Durch die lange, einseitige Belastung suchen sich Viele daher einen Ausgleich, wie zum Beispiel den abendlichen Sport. Eine kurze Trainingseinheit ist zwar besser als sich zur „Couch-Potato“ zu entwickeln, dennoch ist es unmöglich, so den Bewegungsmangel der letzten Stunden vollständig zu kompensieren.

Die durch das Dauersitzen verursachten körperlichen Folgen scheinen anfangs noch harmlos: Temporäre Rücken-, Nacken- und Schulterschmerzen lassen nach einem bewegungsreichen Wochenende meist wieder nach. Gerade in jungen Jahren treten die Beschwerden nur sporadisch auf und es wird ihnen nicht weiter Beachtung geschenkt. Aber was passiert, wenn sich das Sitzen zu einem regelrechten „Lebensstil“ entwickelt? Akute Symptome werden zu chronischen Beschwerden! Laut einer Online-Umfrage von Statista gaben im Jahr 2019 rund 13 Prozent der Deutschen an, unter täglichen Rückenschmerzen zu leiden.

 

„Sitzen ist das neue Rauchen“ – was ist dran an der Behauptung?

Fast jeder hat diesen Satz schon einmal gehört. Das Zitat stammt von dem Engländer Dr. James Levine, welcher in seinen Forschungen festgestellt hat, dass bis zu 33 chronische Erkrankungen einen Zusammenhang mit einem ausgeprägten Bewegungsmangel haben. Meist sind es jedoch nur die orthopädischen Beschwerden wie Rückenschmerzen, die man selbst auf das ständige Sitzen zurückführt. Dabei kann mangelnde Bewegung kombiniert mit einer falschen Sitzhaltung auch zu Übergewicht, Herz-Kreislauferkrankungen, Typ-2- Diabetes, Stoffwechselstörungen, Muskelschwund oder Blutstau führen. Langfristig steigt sogar das Risiko für Krebserkrankungen.

Neben physischen Beschwerden leidet auch die mentale Gesundheit unter dem anhaltenden Bewegungsmangel: Da das Gehirn weniger gut durchblutet wird, ist auf Dauer mit einer Konzentrationsschwäche zu rechnen. Dadurch können Lernprobleme entstehen, was vor allem Auswirkungen auf die persönliche Entwicklung von Kindern und Jugendlichen haben kann. Mittlerweile beweisen zahlreiche Studien, dass der sogenannte „Sedentary Lifestyle“ oder zu Deutsch „sitzender Lebensstil“ – ähnlich wie der Konsum von Zigaretten – die Lebenserwartung erheblich senkt.

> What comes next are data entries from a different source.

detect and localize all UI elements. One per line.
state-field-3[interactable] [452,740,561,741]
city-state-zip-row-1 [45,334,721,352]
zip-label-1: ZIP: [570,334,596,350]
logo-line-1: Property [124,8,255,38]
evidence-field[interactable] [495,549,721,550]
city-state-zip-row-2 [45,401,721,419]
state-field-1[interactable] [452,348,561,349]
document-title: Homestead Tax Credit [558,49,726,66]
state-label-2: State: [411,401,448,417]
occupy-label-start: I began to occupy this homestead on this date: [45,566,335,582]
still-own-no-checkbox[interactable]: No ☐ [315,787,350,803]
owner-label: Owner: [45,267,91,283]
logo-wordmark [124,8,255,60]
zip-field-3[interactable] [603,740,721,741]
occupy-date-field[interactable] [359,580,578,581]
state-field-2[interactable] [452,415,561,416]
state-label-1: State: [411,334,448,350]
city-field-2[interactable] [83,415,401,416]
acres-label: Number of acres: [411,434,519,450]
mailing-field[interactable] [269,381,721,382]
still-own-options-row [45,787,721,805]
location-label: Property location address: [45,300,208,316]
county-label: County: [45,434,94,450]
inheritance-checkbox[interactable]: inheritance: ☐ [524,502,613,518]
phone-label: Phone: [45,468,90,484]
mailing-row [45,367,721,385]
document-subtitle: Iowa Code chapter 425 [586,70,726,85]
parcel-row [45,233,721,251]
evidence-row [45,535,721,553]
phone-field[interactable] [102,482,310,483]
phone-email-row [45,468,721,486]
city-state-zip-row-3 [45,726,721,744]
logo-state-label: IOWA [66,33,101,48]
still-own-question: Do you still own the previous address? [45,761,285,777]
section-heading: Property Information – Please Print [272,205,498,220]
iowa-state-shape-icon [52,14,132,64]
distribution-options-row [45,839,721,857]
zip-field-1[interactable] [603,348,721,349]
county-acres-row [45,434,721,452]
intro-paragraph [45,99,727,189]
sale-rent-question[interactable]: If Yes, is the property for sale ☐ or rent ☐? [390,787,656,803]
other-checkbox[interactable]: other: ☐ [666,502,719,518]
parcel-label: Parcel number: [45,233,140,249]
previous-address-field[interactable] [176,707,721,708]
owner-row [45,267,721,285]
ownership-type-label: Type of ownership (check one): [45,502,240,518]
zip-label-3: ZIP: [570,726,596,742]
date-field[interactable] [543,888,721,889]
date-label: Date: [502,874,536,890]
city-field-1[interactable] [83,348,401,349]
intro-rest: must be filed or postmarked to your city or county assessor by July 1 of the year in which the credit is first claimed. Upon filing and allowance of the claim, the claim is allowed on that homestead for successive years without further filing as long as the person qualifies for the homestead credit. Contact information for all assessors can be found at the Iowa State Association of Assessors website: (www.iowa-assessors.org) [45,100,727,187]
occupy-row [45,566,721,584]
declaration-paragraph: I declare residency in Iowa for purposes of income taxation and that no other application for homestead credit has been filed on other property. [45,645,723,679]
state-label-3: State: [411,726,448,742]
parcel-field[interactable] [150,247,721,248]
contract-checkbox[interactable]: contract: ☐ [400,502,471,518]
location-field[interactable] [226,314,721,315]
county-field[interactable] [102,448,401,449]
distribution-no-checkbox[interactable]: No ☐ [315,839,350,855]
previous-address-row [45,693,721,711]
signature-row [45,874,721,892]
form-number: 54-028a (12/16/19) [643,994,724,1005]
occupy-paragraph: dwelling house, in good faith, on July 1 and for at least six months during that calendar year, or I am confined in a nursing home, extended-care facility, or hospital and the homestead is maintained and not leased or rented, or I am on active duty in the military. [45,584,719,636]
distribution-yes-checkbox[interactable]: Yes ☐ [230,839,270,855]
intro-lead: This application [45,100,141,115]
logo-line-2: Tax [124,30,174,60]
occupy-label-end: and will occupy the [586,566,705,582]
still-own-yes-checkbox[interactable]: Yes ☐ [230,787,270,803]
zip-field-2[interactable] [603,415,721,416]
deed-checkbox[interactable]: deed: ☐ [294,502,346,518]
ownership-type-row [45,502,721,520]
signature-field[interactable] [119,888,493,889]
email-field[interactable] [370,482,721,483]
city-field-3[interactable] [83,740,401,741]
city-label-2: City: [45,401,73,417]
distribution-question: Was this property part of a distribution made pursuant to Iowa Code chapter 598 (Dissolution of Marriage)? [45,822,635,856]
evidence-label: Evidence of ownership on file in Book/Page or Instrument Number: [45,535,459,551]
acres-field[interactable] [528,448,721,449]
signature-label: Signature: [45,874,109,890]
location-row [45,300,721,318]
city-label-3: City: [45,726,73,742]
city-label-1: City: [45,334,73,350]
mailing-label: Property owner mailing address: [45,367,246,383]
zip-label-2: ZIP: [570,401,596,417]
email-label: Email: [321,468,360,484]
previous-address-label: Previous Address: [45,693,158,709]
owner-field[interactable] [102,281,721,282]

Die genannten Gesundheitsrisiken (und noch viele mehr) können nachweislich auf das Dauersitzen zurückgeführt werden. Die Behauptung von Dr. James Levine ist daher auch heute noch brandaktuell.

 

Was kannst Du tun?

Das Zauberwort lautet: Bewegen! Aber keine Angst – zum Profisportler müssen Sie sich dafür nicht gleich entwickeln. Bereits mit einfachen Übungen und simplen Tricks ist es möglich, Bewegung in den Alltag zu integrieren. Das A und O ist hierbei der regelmäßige Haltungswechsel: Wechseln Sie vom Sitzen ins Stehen, gehen Sie eine Runde durchs Büro und wiederholen Sie diese Abfolge mehrmals. Legen Sie zudem Pausen ein, gehen Sie an die frische Luft und bevorzugen Sie die Treppe. Auch das „richtige Sitzen“ kann Abhilfe schaffen und das Gesundheitsrisiko senken.

 

Ein aktiver Lebensstil regt Kreislauf und Durchblutung an und steigert das allgemeine Wohlbefinden. Wer sich regelmäßig bewegt und im Alltag fit bleibt, arbeitet produktiver, ist konzentrierter und hat auf lange Sicht mehr Energie. Einer Sache sollten Sie sich jedoch bewusst sein: Ohne den integrierten Bewegungswechsel, insbesondere am Arbeitsplatz, bringen auch der beste Stuhl und die perfekte Sitzhaltung nichts.